I propose that TokenGroup's fields become private and Highlighter access them via it's getters – the ones it already has, actually, no need for more.
This begs the question if the distinction of a "matchStartOffset" vs. "startOffset" (and "end" variants) serves any purpose. That is, toss startOffset (& endOffset) then rename matchStartOffset (& matchEndOffset) to startOffset (& endOffset). They aren't used, and I doubt others are because I think the offset info, when needed, is accessed at the end via TextFragment (populated from TokenGroup.matchStartOffset & matchEndOffset). FYI I didn't go that route because I want all matches and I found the custom Formatter approach to be more appealing than passing a very large numFragments, from an efficiency standpoint.
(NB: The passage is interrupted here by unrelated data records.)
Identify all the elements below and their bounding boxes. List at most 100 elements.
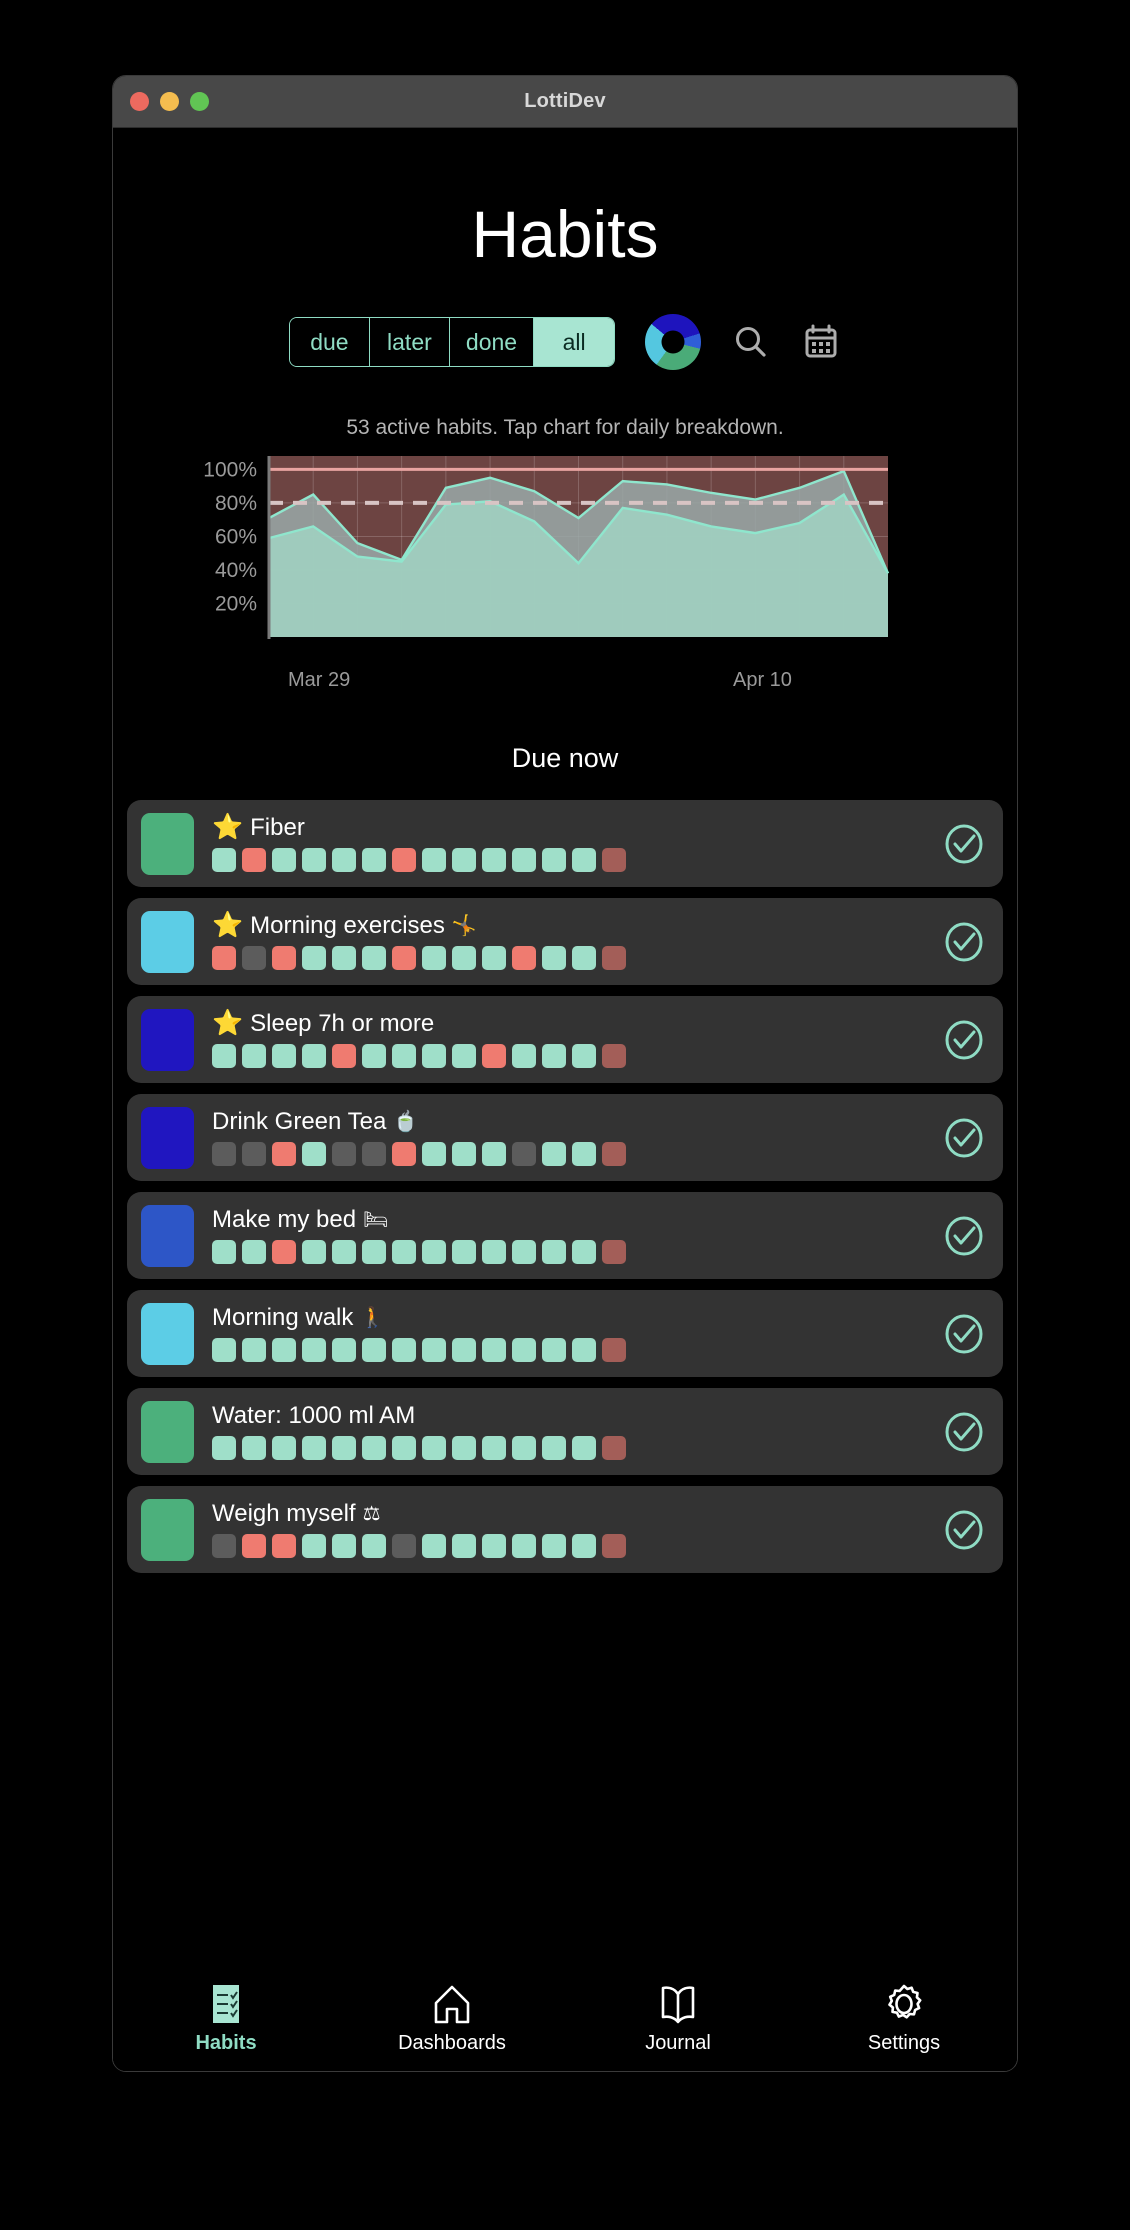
habit-day-cell[interactable] <box>542 1141 566 1166</box>
nav-item-habits[interactable]: Habits <box>113 1983 339 2055</box>
habit-day-cell[interactable] <box>572 848 596 872</box>
filter-tab-done[interactable]: done <box>449 318 535 366</box>
habit-day-cell[interactable] <box>302 1337 326 1362</box>
habit-day-cell[interactable] <box>332 848 356 872</box>
habit-row[interactable]: Drink Green Tea 🍵 <box>127 1094 1003 1181</box>
habit-day-cell[interactable] <box>512 1141 536 1166</box>
habit-day-cell[interactable] <box>392 1533 416 1558</box>
habit-day-cell[interactable] <box>482 1044 506 1068</box>
habit-day-cell[interactable] <box>242 1435 266 1460</box>
habit-day-cell[interactable] <box>272 946 296 970</box>
mark-complete-button[interactable] <box>941 919 987 965</box>
habit-day-cell[interactable] <box>572 1533 596 1558</box>
habit-day-cell[interactable] <box>302 1141 326 1166</box>
habit-day-cell[interactable] <box>512 1239 536 1264</box>
habit-day-cell[interactable] <box>212 1239 236 1264</box>
habit-day-cell[interactable] <box>362 946 386 970</box>
habit-day-cell[interactable] <box>272 1044 296 1068</box>
mark-complete-button[interactable] <box>941 821 987 867</box>
habit-day-cell[interactable] <box>572 1141 596 1166</box>
habit-day-strip[interactable] <box>212 848 931 872</box>
habit-day-cell[interactable] <box>572 946 596 970</box>
habit-day-cell[interactable] <box>272 1533 296 1558</box>
habit-day-cell[interactable] <box>542 1533 566 1558</box>
habit-day-cell[interactable] <box>272 1435 296 1460</box>
habit-day-cell[interactable] <box>302 848 326 872</box>
habit-day-cell[interactable] <box>602 1533 626 1558</box>
habit-day-cell[interactable] <box>272 1141 296 1166</box>
habit-day-cell[interactable] <box>392 1044 416 1068</box>
habit-day-cell[interactable] <box>542 946 566 970</box>
habit-day-cell[interactable] <box>512 1044 536 1068</box>
habit-day-cell[interactable] <box>362 1239 386 1264</box>
window-titlebar[interactable]: LottiDev <box>113 76 1017 128</box>
habit-row[interactable]: ⭐ Morning exercises 🤸 <box>127 898 1003 985</box>
habit-day-cell[interactable] <box>602 1239 626 1264</box>
habit-day-cell[interactable] <box>392 848 416 872</box>
habit-row[interactable]: ⭐ Fiber <box>127 800 1003 887</box>
mark-complete-button[interactable] <box>941 1311 987 1357</box>
habit-day-strip[interactable] <box>212 1435 931 1460</box>
habit-day-cell[interactable] <box>242 1239 266 1264</box>
habit-day-cell[interactable] <box>482 1239 506 1264</box>
nav-item-journal[interactable]: Journal <box>565 1983 791 2055</box>
habit-day-cell[interactable] <box>602 1141 626 1166</box>
habit-day-cell[interactable] <box>602 1337 626 1362</box>
habit-day-cell[interactable] <box>482 1141 506 1166</box>
habit-day-cell[interactable] <box>392 1435 416 1460</box>
habit-day-cell[interactable] <box>422 1141 446 1166</box>
habit-day-cell[interactable] <box>452 1337 476 1362</box>
habit-day-strip[interactable] <box>212 1337 931 1362</box>
habit-day-cell[interactable] <box>302 1044 326 1068</box>
habit-day-cell[interactable] <box>332 946 356 970</box>
habit-day-cell[interactable] <box>602 848 626 872</box>
habit-day-strip[interactable] <box>212 1141 931 1166</box>
habit-day-cell[interactable] <box>482 848 506 872</box>
habit-day-cell[interactable] <box>272 848 296 872</box>
habit-day-cell[interactable] <box>572 1337 596 1362</box>
nav-item-dashboards[interactable]: Dashboards <box>339 1983 565 2055</box>
filter-tab-due[interactable]: due <box>289 318 370 366</box>
habit-day-cell[interactable] <box>362 1141 386 1166</box>
habit-day-cell[interactable] <box>362 1337 386 1362</box>
habit-day-cell[interactable] <box>452 946 476 970</box>
habit-day-cell[interactable] <box>422 1337 446 1362</box>
habit-day-cell[interactable] <box>482 1533 506 1558</box>
habit-row[interactable]: ⭐ Sleep 7h or more <box>127 996 1003 1083</box>
habit-day-strip[interactable] <box>212 1044 931 1068</box>
habit-day-cell[interactable] <box>242 1337 266 1362</box>
donut-chart-button[interactable] <box>645 314 702 370</box>
habit-day-cell[interactable] <box>602 1435 626 1460</box>
habit-day-cell[interactable] <box>422 946 446 970</box>
mark-complete-button[interactable] <box>941 1017 987 1063</box>
habit-day-cell[interactable] <box>212 1141 236 1166</box>
habit-day-cell[interactable] <box>422 1044 446 1068</box>
habit-day-cell[interactable] <box>482 946 506 970</box>
habit-day-cell[interactable] <box>212 848 236 872</box>
habit-day-strip[interactable] <box>212 946 931 970</box>
habit-day-strip[interactable] <box>212 1533 931 1558</box>
habit-day-cell[interactable] <box>572 1044 596 1068</box>
habit-day-cell[interactable] <box>242 1141 266 1166</box>
habit-day-cell[interactable] <box>302 1435 326 1460</box>
habit-day-cell[interactable] <box>452 1533 476 1558</box>
habit-day-cell[interactable] <box>362 848 386 872</box>
habit-day-cell[interactable] <box>602 946 626 970</box>
habit-filter-segmented-control[interactable]: due later done all <box>288 317 616 367</box>
habit-day-cell[interactable] <box>572 1435 596 1460</box>
habit-day-strip[interactable] <box>212 1239 931 1264</box>
habit-day-cell[interactable] <box>422 1435 446 1460</box>
habit-row[interactable]: Morning walk 🚶 <box>127 1290 1003 1377</box>
habit-day-cell[interactable] <box>332 1239 356 1264</box>
habit-day-cell[interactable] <box>452 848 476 872</box>
habit-day-cell[interactable] <box>392 1239 416 1264</box>
habit-day-cell[interactable] <box>272 1337 296 1362</box>
habit-day-cell[interactable] <box>212 1533 236 1558</box>
habit-day-cell[interactable] <box>542 848 566 872</box>
habit-day-cell[interactable] <box>332 1044 356 1068</box>
habit-row[interactable]: Water: 1000 ml AM <box>127 1388 1003 1475</box>
habit-day-cell[interactable] <box>332 1141 356 1166</box>
habit-day-cell[interactable] <box>212 1435 236 1460</box>
habit-day-cell[interactable] <box>362 1533 386 1558</box>
habit-day-cell[interactable] <box>452 1044 476 1068</box>
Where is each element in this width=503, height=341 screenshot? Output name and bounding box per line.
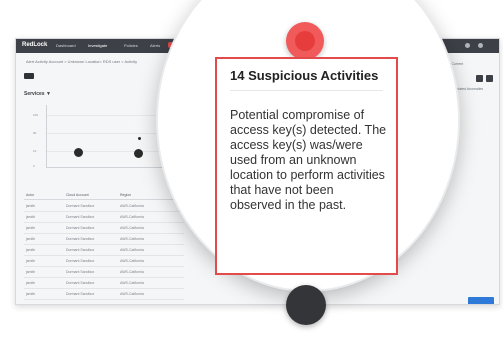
tooltip-body: Potential compromise of access key(s) de…: [230, 108, 387, 212]
nav-policies[interactable]: Policies: [124, 43, 138, 48]
cell-region: AWS-California: [120, 215, 144, 219]
gridline: [47, 151, 167, 152]
breadcrumb[interactable]: Alert Activity Account > Unknown Locatio…: [26, 59, 137, 64]
cell-actor: jsmith: [26, 259, 36, 263]
activity-marker[interactable]: [134, 149, 143, 158]
y-tick: 10: [33, 149, 37, 153]
go-to-alerts-button[interactable]: [468, 297, 494, 304]
cell-region: AWS-California: [120, 270, 144, 274]
cell-region: AWS-California: [120, 204, 144, 208]
brand-logo[interactable]: RedLock: [22, 42, 47, 48]
suspicious-activity-tooltip: 14 Suspicious Activities Potential compr…: [215, 57, 398, 275]
gridline: [47, 115, 167, 116]
cell-account: Dormant Sandbox: [66, 237, 95, 241]
cell-account: Dormant Sandbox: [66, 248, 95, 252]
y-tick: 50: [33, 131, 37, 135]
filter-chip[interactable]: [24, 73, 34, 79]
cell-actor: jsmith: [26, 215, 36, 219]
cell-account: Dormant Sandbox: [66, 259, 95, 263]
cell-actor: jsmith: [26, 204, 36, 208]
cell-region: AWS-California: [120, 237, 144, 241]
cell-account: Dormant Sandbox: [66, 226, 95, 230]
cell-region: AWS-California: [120, 226, 144, 230]
export-button[interactable]: [486, 75, 493, 82]
settings-icon[interactable]: [465, 43, 470, 48]
cell-actor: jsmith: [26, 292, 36, 296]
cell-region: AWS-California: [120, 248, 144, 252]
cell-region: AWS-California: [120, 292, 144, 296]
cell-region: AWS-California: [120, 259, 144, 263]
y-tick: 100: [33, 113, 39, 117]
cell-account: Dormant Sandbox: [66, 204, 95, 208]
cell-actor: jsmith: [26, 237, 36, 241]
column-header[interactable]: Cloud Account: [66, 193, 89, 197]
cell-actor: jsmith: [26, 248, 36, 252]
column-header[interactable]: Region: [120, 193, 131, 197]
related-anomalies-label: Related Anomalies: [454, 87, 484, 91]
tooltip-title: 14 Suspicious Activities: [230, 68, 379, 83]
column-header[interactable]: Actor: [26, 193, 34, 197]
alert-marker-core: [295, 31, 315, 51]
refresh-button[interactable]: [476, 75, 483, 82]
services-dropdown[interactable]: Services ▼: [24, 91, 51, 97]
cell-actor: jsmith: [26, 281, 36, 285]
cell-account: Dormant Sandbox: [66, 292, 95, 296]
cell-account: Dormant Sandbox: [66, 215, 95, 219]
cell-actor: jsmith: [26, 226, 36, 230]
gridline: [47, 133, 167, 134]
nav-dashboard[interactable]: Dashboard: [56, 43, 76, 48]
tooltip-divider: [230, 90, 383, 91]
cell-account: Dormant Sandbox: [66, 270, 95, 274]
y-tick: 0: [33, 164, 35, 168]
alert-marker-red[interactable]: [286, 22, 324, 60]
cell-region: AWS-California: [120, 281, 144, 285]
activity-marker[interactable]: [74, 148, 83, 157]
cell-actor: jsmith: [26, 270, 36, 274]
activity-plot: 100 50 10 0: [33, 105, 167, 168]
nav-investigate[interactable]: Investigate: [88, 43, 107, 48]
activity-marker-dark[interactable]: [286, 285, 326, 325]
activity-marker[interactable]: [138, 137, 141, 140]
cell-account: Dormant Sandbox: [66, 281, 95, 285]
user-icon[interactable]: [478, 43, 483, 48]
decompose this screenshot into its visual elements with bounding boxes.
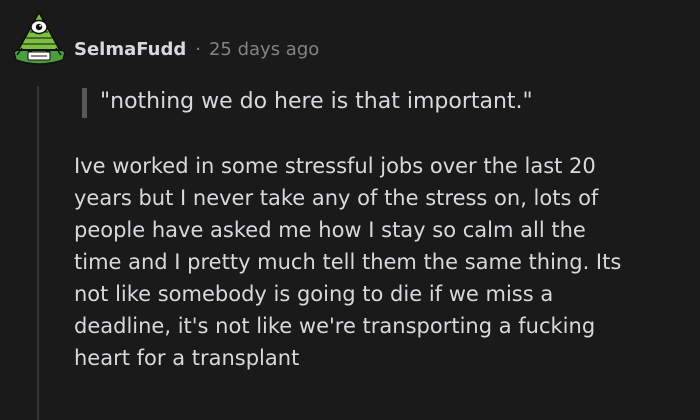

Unrelated questions about Highlighter
Not directly related to this is a couple burning questions I have in Highlighter:
- Why oh why does Highlighter call formatter.highlightTerm for essentially every token? If TokenGroup.getTotalScore() is 0, I argue it shouldn't. All the built-in Fragmenters (and one I just wrote) start with a zero score short-circuit.
- Why does a 0-score fragment remains a part of the fragments priority queue; why it isn't tossed out when the fragment closes out? One might argue it's needless when numFragments is small, which is the size of the PQ but it'd be nice to ask for 'all' fragments/matches without a huge PQ even if there is just one real match.
- Why is all text run through the encoder and appended to a "newText" StringBuilder, even when the fragment has no score? If there's no point then it's a waste to do it and then not use it as it won't be a part of a returned fragment. Again, I think 0-score fragments should be immediately dropped, and newText should only be for the current fragment.